C’était un coup de théâtre à la sauce Musk. En janvier dernier, nommé à la tête du DOGE – le très controversé Département de l’Efficacité Gouvernementale créé par Donald Trump – Elon Musk promettait de “réinventer l’État fédéral comme une entreprise technologique”. Quatre mois plus tard, le milliardaire quitte précipitamment son poste, juste avant la date butoir du 28 mai, qui l’aurait contraint à dévoiler publiquement ses finances personnelles au Congrès.
Entre le fantasme d’un État lean et la réalité d’un appareil bureaucratique complexe, le bilan de Musk est à double tranchant. Oui, le DOGE a dynamité des pans entiers du secteur public : plusieurs agences supprimées, plus de 80 000 postes rayés, des coupes franches dans les subventions à la transition écologique, à la culture et aux programmes sociaux. Mais à quel prix ? Dans l’opinion, la popularité de Musk s’est érodée, éclaboussée par une politique jugée brutale, technocratique, voire inhumaine.
Alors que Tesla fait face à une chute de 13 % de ses ventes au premier trimestre 2025 – son plus mauvais résultat depuis 2022 –, le “Techno-Roi” a jugé bon de regagner ses tranchées industrielles. « Je dors à nouveau dans les salles serveurs », a-t-il confié après une série de bugs critiques sur X, son réseau social en perte de vitesse. Dans les coulisses, on murmure qu’Elon Musk prépare un reboot stratégique autour de xAI et du programme Starship de SpaceX, avec la conquête de Mars en ligne de mire… bien loin des couloirs gris de Washington.
Ce départ précipité signe aussi un retrait plus large de la scène politique. L’idylle avec Trump – symbolisée par un soutien financier colossal de 290 millions de dollars injectés dans la campagne républicaine de 2024 – s’est refroidie. Certes, Musk figurait encore aux côtés du président pour la réception officielle du sud-africain Cyril Ramaphosa, mais l’enthousiasme n’y était plus.

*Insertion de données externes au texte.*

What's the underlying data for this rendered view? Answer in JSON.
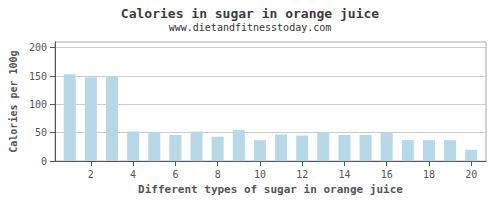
{
  "chart_data": {
    "type": "bar",
    "title": "Calories in sugar in orange juice",
    "subtitle": "www.dietandfitnesstoday.com",
    "xlabel": "Different types of sugar in orange juice",
    "ylabel": "Calories per 100g",
    "x": [
      1,
      2,
      3,
      4,
      5,
      6,
      7,
      8,
      9,
      10,
      11,
      12,
      13,
      14,
      15,
      16,
      17,
      18,
      19,
      20
    ],
    "values": [
      153,
      148,
      149,
      52,
      50,
      46,
      52,
      43,
      55,
      37,
      47,
      45,
      50,
      46,
      46,
      50,
      37,
      37,
      37,
      20
    ],
    "color": "#b8d8e8",
    "xlim": [
      0.3,
      20.7
    ],
    "xticks": [
      2,
      4,
      6,
      8,
      10,
      12,
      14,
      16,
      18,
      20
    ],
    "ylim": [
      0,
      210
    ],
    "yticks": [
      0,
      50,
      100,
      150,
      200
    ],
    "grid": true
  }
}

Le DOGE, censé générer 2 000 milliards de dollars d’économies sur dix ans, n’aura pas rempli ses promesses. Mais pour Trump, l’essentiel était ailleurs : incarner la rupture, faire entrer les logiques de la Silicon Valley dans la gestion publique, installer l’idée qu’on peut “manager” un État comme on gère un start-up studio.
Musk, lui, retourne à ses fondamentaux. L’innovation, les marchés, la course spatiale, et cette obsession pour l’intelligence artificielle générative. En bon stratège, il a compris que l’ADN d’un entrepreneur visionnaire ne s’accorde pas toujours avec les rouages politiques. Le DOGE ne sera peut-être qu’une parenthèse dans sa biographie… mais une parenthèse hautement symbolique de notre époque, où la frontière entre gouvernance publique et business privé s’efface de plus en plus.